На самом деле лифт не останавливается, скорее повисает в пустоте, потому что Люба не ощутила никакого толчка, она поворачивается к дверям, но они не открываются, и, несмотря на это, женщина отталкивается от стены и движется к ним, словно она слепа и не видит перед собой преграды. «Может быть, она знает, как открыть дверь», — думает Люба и отодвигается в сторону, вдруг женщина больно хватает ее под мышки и отрывает от пола, поднимая по стене, Люба зажмуривается от страха, вцепляясь ей в куртку, женщина глядит прямо ей в лицо, не дыша, глаза ее сужаются и Люба слышит сдавленное, осатаневшее рычание, как звук глухого мотора, выползающее из ее приоткрытых губ. «Мертвые звери», — вспоминает Люба то, чего так не хотелось ей вспоминать. Женщина вдыхает своим уплощенным носом воздух с Любиного лица, почти касаясь кожи, Люба судорожно отворачивается, но продолжает помнить ее взгляд, где только один глаз может смотреть — второй закрыт белесой пленкой, и посередине его нижнего века в кожу въелась темная червоточина, будто туда и вытек зрачок, но и этот единственный второй глаз пронизывает Любу насквозь, как удар лома, она холодеет и сжимается в мертвой хватке, пригвоздившей ее к стенке лифта, загаженный потолок будто опускается ниже, Люба видит даже пару каких-то насекомых, сидящих на нем, они похожи на черных тонких и бескрылых стрекоз, схватив из матовой духоты воздуха, она ощущает в цветении дезодоранта запах, которого никогда раньше не ощущала, однако откуда-то Люба знает: страшнее такого запаха ничего быть не может, и если где-нибудь почувствуешь его, надо быстрее убираться с того места, иначе тебе конец. Она вспискивает, обезумев от смертельного ужаса, и пропадает из бытия в монотонные воды идущей подо льдом черной реки.

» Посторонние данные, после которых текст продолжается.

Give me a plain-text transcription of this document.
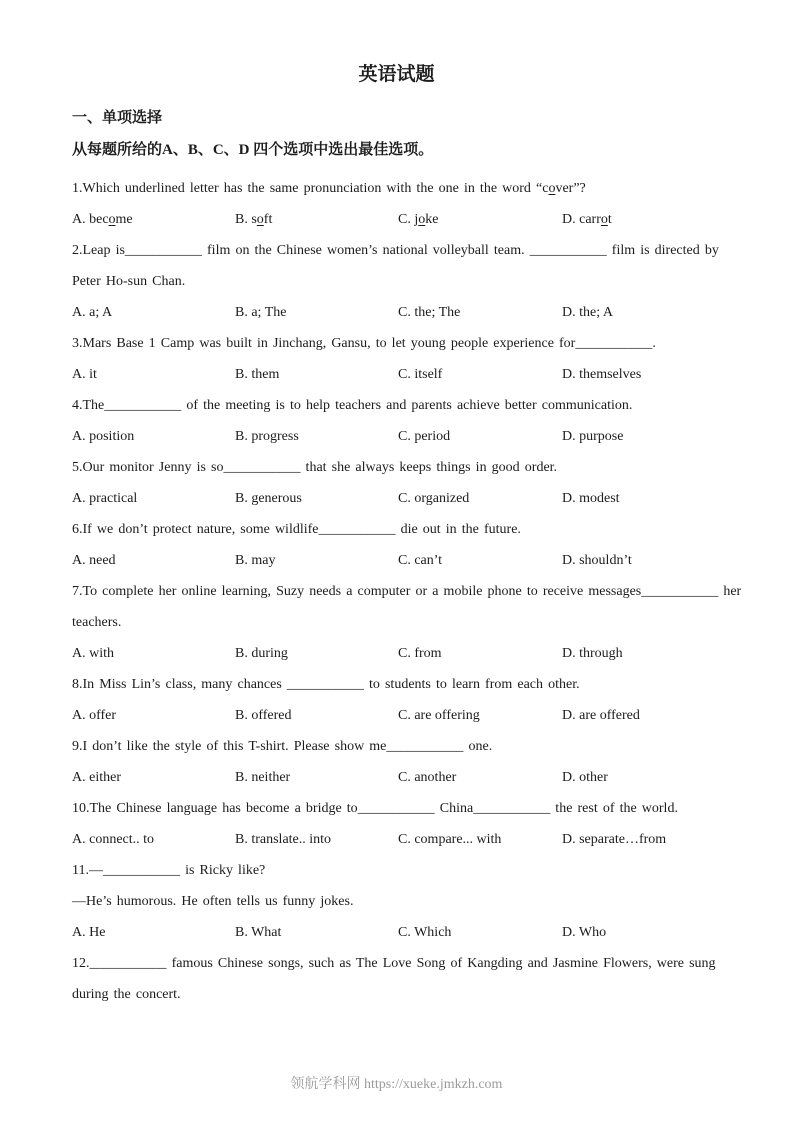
英语试题
一、单项选择

从每题所给的A、B、C、D 四个选项中选出最佳选项。

1.Which underlined letter has the same pronunciation with the one in the word “cover”?

A. become	B. soft	C. joke	D. carrot

2.Leap is___________ film on the Chinese women’s national volleyball team. ___________ film is directed by

Peter Ho-sun Chan.

A. a; A	B. a; The	C. the; The	D. the; A

3.Mars Base 1 Camp was built in Jinchang, Gansu, to let young people experience for___________.

A. it	B. them	C. itself	D. themselves

4.The___________ of the meeting is to help teachers and parents achieve better communication.

A. position	B. progress	C. period	D. purpose

5.Our monitor Jenny is so___________ that she always keeps things in good order.

A. practical	B. generous	C. organized	D. modest

6.If we don’t protect nature, some wildlife___________ die out in the future.

A. need	B. may	C. can’t	D. shouldn’t

7.To complete her online learning, Suzy needs a computer or a mobile phone to receive messages___________ her

teachers.

A. with	B. during	C. from	D. through

8.In Miss Lin’s class, many chances ___________ to students to learn from each other.

A. offer	B. offered	C. are offering	D. are offered

9.I don’t like the style of this T-shirt. Please show me___________ one.

A. either	B. neither	C. another	D. other

10.The Chinese language has become a bridge to___________ China___________ the rest of the world.

A. connect.. to	B. translate.. into	C. compare... with	D. separate…from

11.—___________ is Ricky like?

—He’s humorous. He often tells us funny jokes.

A. He	B. What	C. Which	D. Who

12.___________ famous Chinese songs, such as The Love Song of Kangding and Jasmine Flowers, were sung

during the concert.

领航学科网 https://xueke.jmkzh.com
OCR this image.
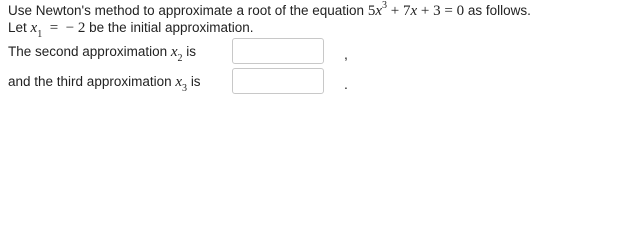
Use Newton's method to approximate a root of the equation $5x^3 + 7x + 3 = 0$ as follows.
Let $x_1$ = − 2 be the initial approximation.
The second approximation $x_2$ is	,
and the third approximation $x_3$ is	.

Очнувшись, Люба осторожно трогает руками полумрак вокруг себя, она находит песок, рассыпанный по невидимому полу, и еще маленький бумажный обрывок, вытертый подошвами проходивших здесь некогда людей. Наконец она отыскивает свою сумку, брошенную на пол, Наташина книга по-прежнему внутри, женщина не взяла ее, но это кажется Любе совершенно не существенным, она все еще удивлена, что осталась живой. Кое-как собравшись, Люба поднимается на ноги, но, спускаясь коротенькой лестницей к двери парадного, ей приходится держаться за перила, чтобы не упасть, сумка болтается в другой руке. Вслепую находя носками туфель ступеньки, она вдруг морщится и стонет от боли в животе, сильной и тупой, словно с разбегу налетела на кант железного стола, и что-то теплое вот потекло плохо чувствительным бедром, под платьем, это должна быть кровь, больше нечему. Люба останавливается на последней ступеньке, изо всех сил вцепившись в перила и закусив от боли губу, она закрывает глаза, голова кружится, и тогда она вспоминает, что с ней было там, подо льдом черной неосязаемой реки, и от этого воспоминания ей становится так гадко, так противно, что хочется вырвать себе мозги, для того, чтобы никогда больше об этом не вспомнить. Тот стыд, который она ощущает теперь, несовместим для Любы с продолжением ее существования, сколько будет она жить, столько будет он вместе с ней, стыд ужасный, неописуемый, лучше бы она не появлялась на свет, лучше бы ее не было совсем, никогда, лучше вечное молчание небытия, чем этот сатанинский позор, это проклятие на лице, потому что Люба уже поняла: с ней делали это и раньше, наверное, вот такова ее судьба — быть их жертвой.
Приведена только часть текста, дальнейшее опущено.